I write a simple concurrency scheduler, but it seems to have a performance issue at a high level concurrency.
Here is the code (scheduler + concurrent rate limiter test)
At a surface level the only thing that I have questions about is ordering of incrementing wait group and enqueing the work:
func (s *Scheduler) Enqueue(req interface{}) {
select {
case s.reqChan <- req:
s.wg.Add(1)
}
}
I don't think the above will cause much problem in practice with this large of workload, but I think it may be a logical race condition. At lower levels of concurrency and smaller work sizes, it may enqueue a message, conext switch to a goroutine that starts work on that message, THEN the work in the wait group.
Next are you sure process
method is threadsafe?? I'd assume so based on the redis go documentation , does running with go run -race
have any output?
At some point It's completely reasonable and expected for performance to drop off. I would recommend starting performance tests to see where latency and throughput start to drop off:
maybe a pool of 10, 100, 500, 1000, 2500, 5000, 10000, or whatever makes sense. IMO it looks like there are 3 important variables to tune:
MaxActive
The biggest thing that jumps out is that it looks like redis.Pool is configured to allow an unbounded number of connections:
pool := &redis.Pool{
MaxIdle: 50,
IdleTimeout: 240 * time.Second,
TestOnBorrow: func(c redis.Conn, t time.Time) error {
_, err := c.Do("PING")
return err
},
Dial: func() (redis.Conn, error) {
return dial("tcp", address, password)
},
}
// Maximum number of connections allocated by the pool at a given time. // When zero, there is no limit on the number of connections in the pool. MaxActive int
I would personally try to understand where and when performance starts to drop off with respect to the size of your worker pool. This might make it easier to understand what your program is constrained by.

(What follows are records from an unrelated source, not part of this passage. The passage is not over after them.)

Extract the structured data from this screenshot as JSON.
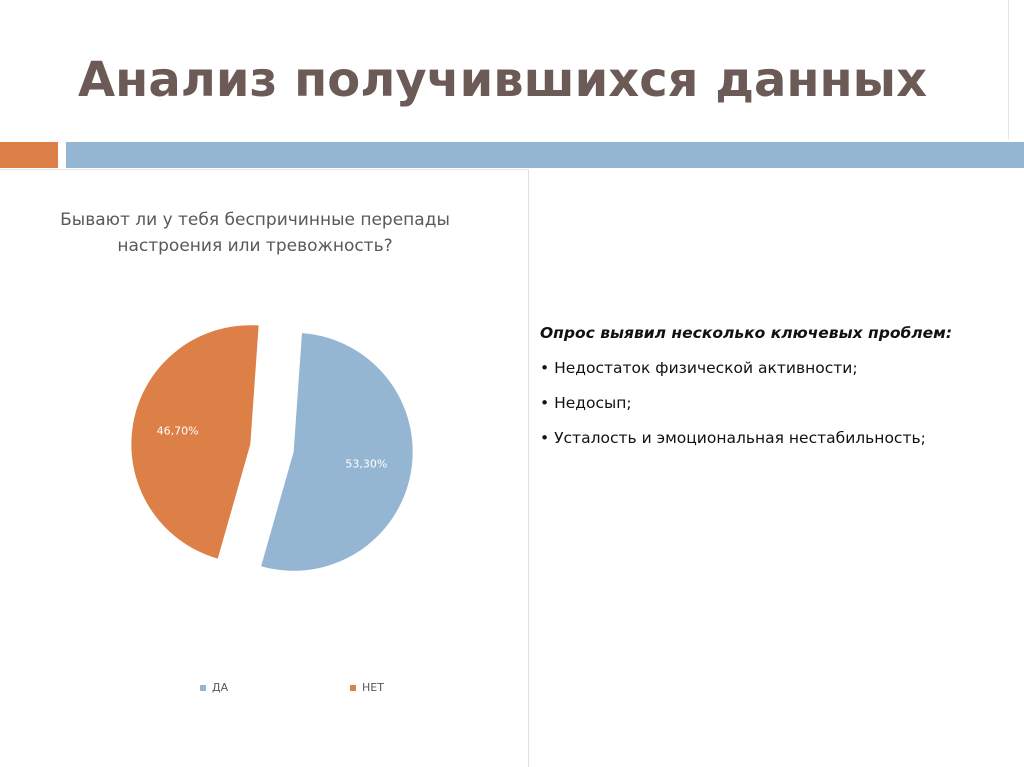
{
  "slide": {
    "title": "Анализ получившихся данных",
    "colors": {
      "accent": "#dd8047",
      "main_bar": "#94b6d2",
      "title": "#6b5a55"
    }
  },
  "findings": {
    "heading": "Опрос выявил несколько ключевых проблем:",
    "items": [
      "• Недостаток физической активности;",
      "• Недосып;",
      "• Усталость и эмоциональная нестабильность;"
    ]
  },
  "chart_data": {
    "type": "pie",
    "title": "Бывают ли у тебя беспричинные перепады настроения или тревожность?",
    "categories": [
      "ДА",
      "НЕТ"
    ],
    "values": [
      53.3,
      46.7
    ],
    "labels": [
      "53,30%",
      "46,70%"
    ],
    "colors": [
      "#94b6d2",
      "#dd8047"
    ],
    "exploded": true,
    "legend_position": "bottom"
  }
}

My test result shows, when the routine number increases, the execution time per routine per take function increases nearly exponentially.
It should be a problem of redis, here is reply from redis library community:
The problem is what you suspected the pool connection lock, which if your requests are small / quick will pushing the serialisation of your requests.
You should note that redis is single threaded so you should be able to obtain peak performance with just a single connection. This isn't quite true due to the round trip delays from client to server but in this type of use case a limited number of processors is likely the best approach.
I have some ideas on how we could improve pool.Get() / conn.Close() but in your case tuning the number of routines would be the best approach.